А кроме того, у нас работают физики, химики, кладовщики, лаборанты, биологи, электрики, сантехники, электронщики, слесари, программисты, бухгалтеры, плотники, секретарши, адвокаты, архитекторы, психологи, социальные работники, медицинские клоуны, шоферы, охранники, садовники, генетики и множество уборщиков. А также надзирающие за уборщиками завхозы разных уровней. Не говоря уж о профсоюзных деятелях и работниках администрации, коими густо заселен целый этаж.
Однако мой герой – человек, который на нашем языке называется «домашний работник», а по-русски попросту санитар. У нас санитар занимается только перевозкой больных – на кровати или в кресле на колесиках. Нашего звали грозным именем Калифа. Он был единственным, исключительным, санитаром, обслуживающим только онкологических больных. Ему звонили не через централизованную диспетчерскую, а лично по его номеру.
Иногда он немедленно привозил нужного больного, иногда отвечал: «Она сейчас обедает, оставь ее в покое. Первый раз ест нормально за три дня! Привезу, когда закончит десерт». Иногда говорил: «Поте́рпите! Я пью кофе. Может Калифа спокойно выпить чашку кофе?» Бывало, что и отказывался. Мне однажды сказал, что больного не привезет, потому что то, что я собираюсь делать, Калифе кажется ненужным. И что вы думаете? Поднялись вдвоем с другим физиком на этаж, где расположены палаты, и сами привезли кровать…
Главной необъяснимой особенностью нашего Калифы была его исключительная осведомленность во всех делах на всех уровнях управления. Он безошибочно сообщал о грядущей смене директора больницы, о том, заплатят ли зарплату в страшные дни финансового кризиса, когда вся махина находилась под реальной угрозой закрытия. О пунктах договоренности между администрацией и профсоюзами. О будущих увольнениях и условиях преждевременного вывода на пенсию. О позиции министра здравоохранения и о настроении заведующих разными отделами. Кроме того, он осведомлял директора Института онкологии обо всем, что происходит у нас внизу. Так что она, обладая уникальной памятью, всегда знала о трудовых подвигах, ошибках и некорректных высказываниях в ее адрес каждого из нас.
Обладая взрывным характером, Калифа однажды во время беседы со своим начальником перевернул тому стол, и горячий кофе сильно попортил белизну халата хозяина кабинета. Однако попытка обиженного босса уволить его не нашла понимания у более высокого начальства и торжествующий Калифа остался на своем месте.

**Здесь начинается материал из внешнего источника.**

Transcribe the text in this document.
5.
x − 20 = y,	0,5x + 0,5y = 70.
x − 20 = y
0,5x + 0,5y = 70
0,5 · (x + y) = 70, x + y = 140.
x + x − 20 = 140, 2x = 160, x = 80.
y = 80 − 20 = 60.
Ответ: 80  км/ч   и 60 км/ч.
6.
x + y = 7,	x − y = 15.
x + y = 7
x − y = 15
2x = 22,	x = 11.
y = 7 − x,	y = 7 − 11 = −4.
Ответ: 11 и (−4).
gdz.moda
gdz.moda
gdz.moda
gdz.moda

Ему не было чуждо своеобразное чувство юмора. Так, он послал по внутренней почте на имя завотделом радиотерапии письмо, которое открыла, как и предполагалось, его секретарша, женщина исключительно глупая и впечатлительная. В конверте был здоровенный крылатый и хотя и не вполне здоровый, но все еще живой таракан. Визг секретарши продолжался несколько минут. Все отделение ходило ходуном, пытаясь отвлечь ее и успокоить захлебывающиеся рыдания. Дело не обошлось без успокаивающего укола и сопровождения домой. Калифа был вполне доволен.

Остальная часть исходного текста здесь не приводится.